HIRSCH: Right. Both Republican and Democratic officials never found any evidence of widespread fraud or irregularities. But Stefanik amplified this stuff, and on January 6, she voted against certifying Biden's win in Pennsylvania. At the National Endowment for Democracy, a lot of people on staff were livid. One staffer said the endowment's values were, quote, "totally undermined and mocked" by their own board member. Some started calling for her to be removed from the organization.

FADEL: So, in their view, undermining democracy in the U.S. while promoting it abroad. How has the endowment responded?

HIRSCH: They had internal meetings which got really heated, and they put out a statement about January 6 saying the endowment is, quote, "appalled by the violent and seditious assault" on the Capitol, but they decided not to remove Stefanik. The leadership declined to comment on this story, but I did speak with staff members who were there for those meetings after January 6. They didn't want to give their names because they weren't authorized to speak to the media and could lose their jobs for doing so. But they were told the endowment is bipartisan, and it cannot get dragged into domestic politics.
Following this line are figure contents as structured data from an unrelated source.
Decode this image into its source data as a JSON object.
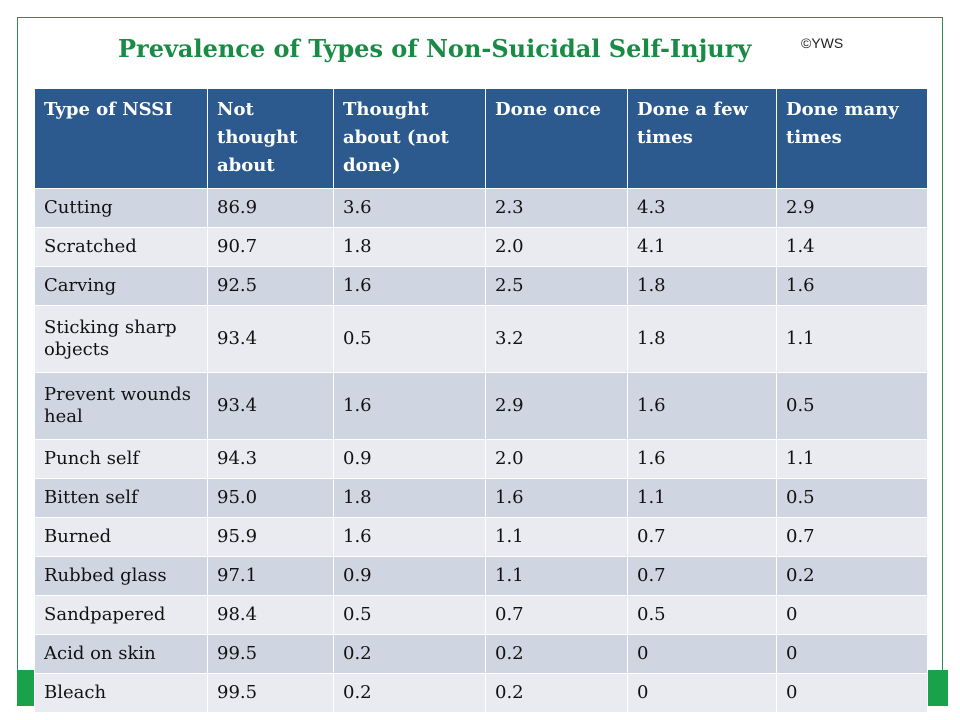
{
  "slide": {
    "title": "Prevalence of Types of Non-Suicidal Self-Injury",
    "copyright": "©YWS",
    "accent_color": "#1a8b45",
    "header_color": "#2d5a8e"
  },
  "table": {
    "headers": [
      "Type of NSSI",
      "Not thought about",
      "Thought about (not done)",
      "Done once",
      "Done a few times",
      "Done many times"
    ],
    "rows": [
      [
        "Cutting",
        "86.9",
        "3.6",
        "2.3",
        "4.3",
        "2.9"
      ],
      [
        "Scratched",
        "90.7",
        "1.8",
        "2.0",
        "4.1",
        "1.4"
      ],
      [
        "Carving",
        "92.5",
        "1.6",
        "2.5",
        "1.8",
        "1.6"
      ],
      [
        "Sticking sharp objects",
        "93.4",
        "0.5",
        "3.2",
        "1.8",
        "1.1"
      ],
      [
        "Prevent wounds heal",
        "93.4",
        "1.6",
        "2.9",
        "1.6",
        "0.5"
      ],
      [
        "Punch self",
        "94.3",
        "0.9",
        "2.0",
        "1.6",
        "1.1"
      ],
      [
        "Bitten self",
        "95.0",
        "1.8",
        "1.6",
        "1.1",
        "0.5"
      ],
      [
        "Burned",
        "95.9",
        "1.6",
        "1.1",
        "0.7",
        "0.7"
      ],
      [
        "Rubbed glass",
        "97.1",
        "0.9",
        "1.1",
        "0.7",
        "0.2"
      ],
      [
        "Sandpapered",
        "98.4",
        "0.5",
        "0.7",
        "0.5",
        "0"
      ],
      [
        "Acid on skin",
        "99.5",
        "0.2",
        "0.2",
        "0",
        "0"
      ],
      [
        "Bleach",
        "99.5",
        "0.2",
        "0.2",
        "0",
        "0"
      ]
    ]
  }
}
Their funding has come under threat in the past, most recently during the Trump administration. But they've had consistent backing from both Republicans and Democrats in Congress, and they want to keep it that way. The staffers were also told that Stefanik supports their work abroad, that she's an ally for them, which raises interesting questions, right? How can you be pro-democracy overseas and take pretty brazen, anti-democratic actions here at home? And, you know, I reached out to Elise Stefanik. She did not respond. But in the past, she's said that she supports the endowment's work.

FADEL: You can hear more of Zach Hirsch's reporting, including more of what endowment staffers told him directly. That's coming up on NPR's MORNING EDITION and at npr.org. Thank you, Zach.